Wrongful arrests and new policies

Facial recognition is used in many arrests in which its role is not disclosed, according to a Wired article, which describes police leading witnesses and a lack of transparency in the use of the biometric technology by U.S. police.

Prosecutors are not required to disclose the use of facial recognition in the identification of criminal suspects, Wired writes, and the technology is not admissible as evidence.

The impact of mistaken arrests, even ones in which the record is eventually corrected, is detailed in a separate Wired article.

Eyewitness misidentification is known to be a common cause of conviction of people later exonerated by DNA evidence, the article says.

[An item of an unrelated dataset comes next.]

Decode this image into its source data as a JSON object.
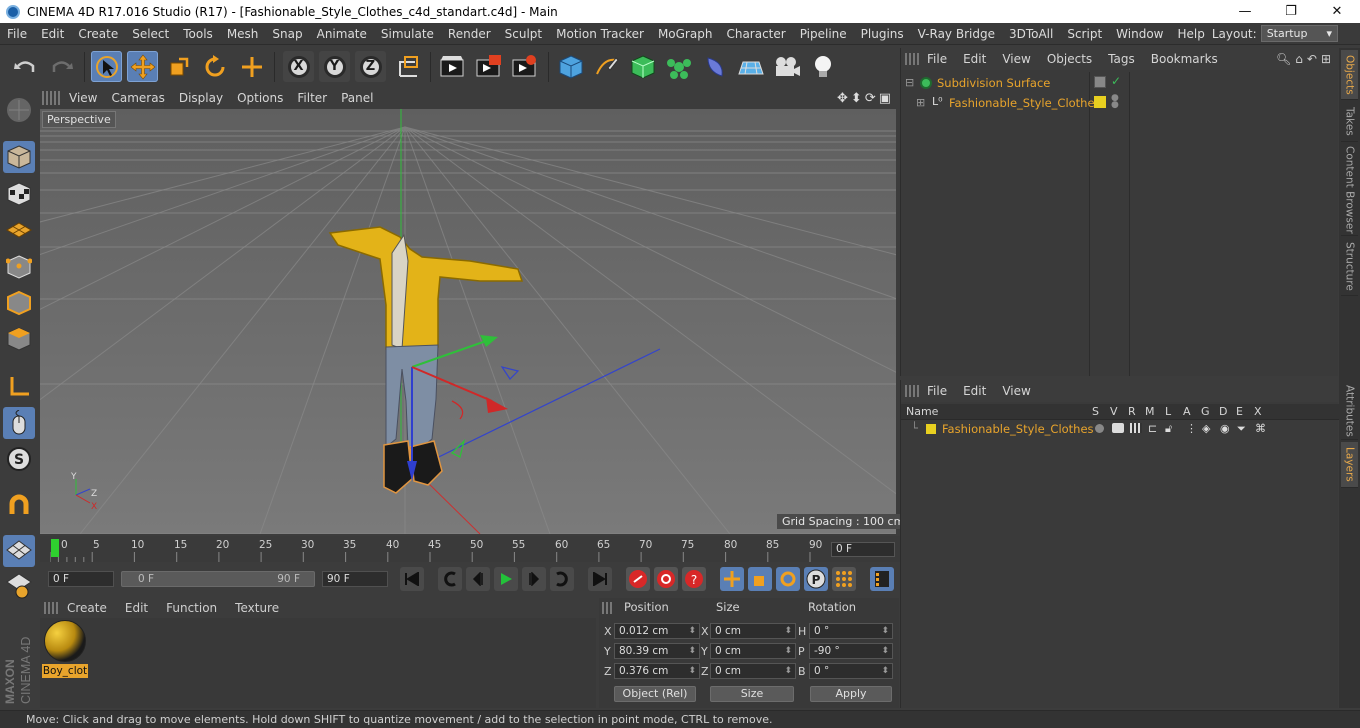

A public defender tells Wired that police often disguise the use of facial recognition to identify suspects by attributing the identification to a witness. The article includes guidance for how defense attorneys can tell if facial recognition was used in an investigation.

A law may need to be passed to force disclosure of the technology’s use, stakeholders suggest.

The use of Clearview AI by 44 Toronto Police Officers has resulted in a new policy  against the unsanctioned use of AI by investigators, The Toronto Star reports. Some of the police who signed up for the service only tested it, but Clearview was used in 84 investigations before police were instructed to stop using it.

The risks to both privacy and prosecutions from the use of unapproved technologies, according to Jack Gemmel of the Law Union of Ontario, are obvious.

Toronto Police were introduced to Clearview’s app, according to an internal report, by a presentation given by the U.S. FBI and Department of Homeland Security at a conference in the Netherlands.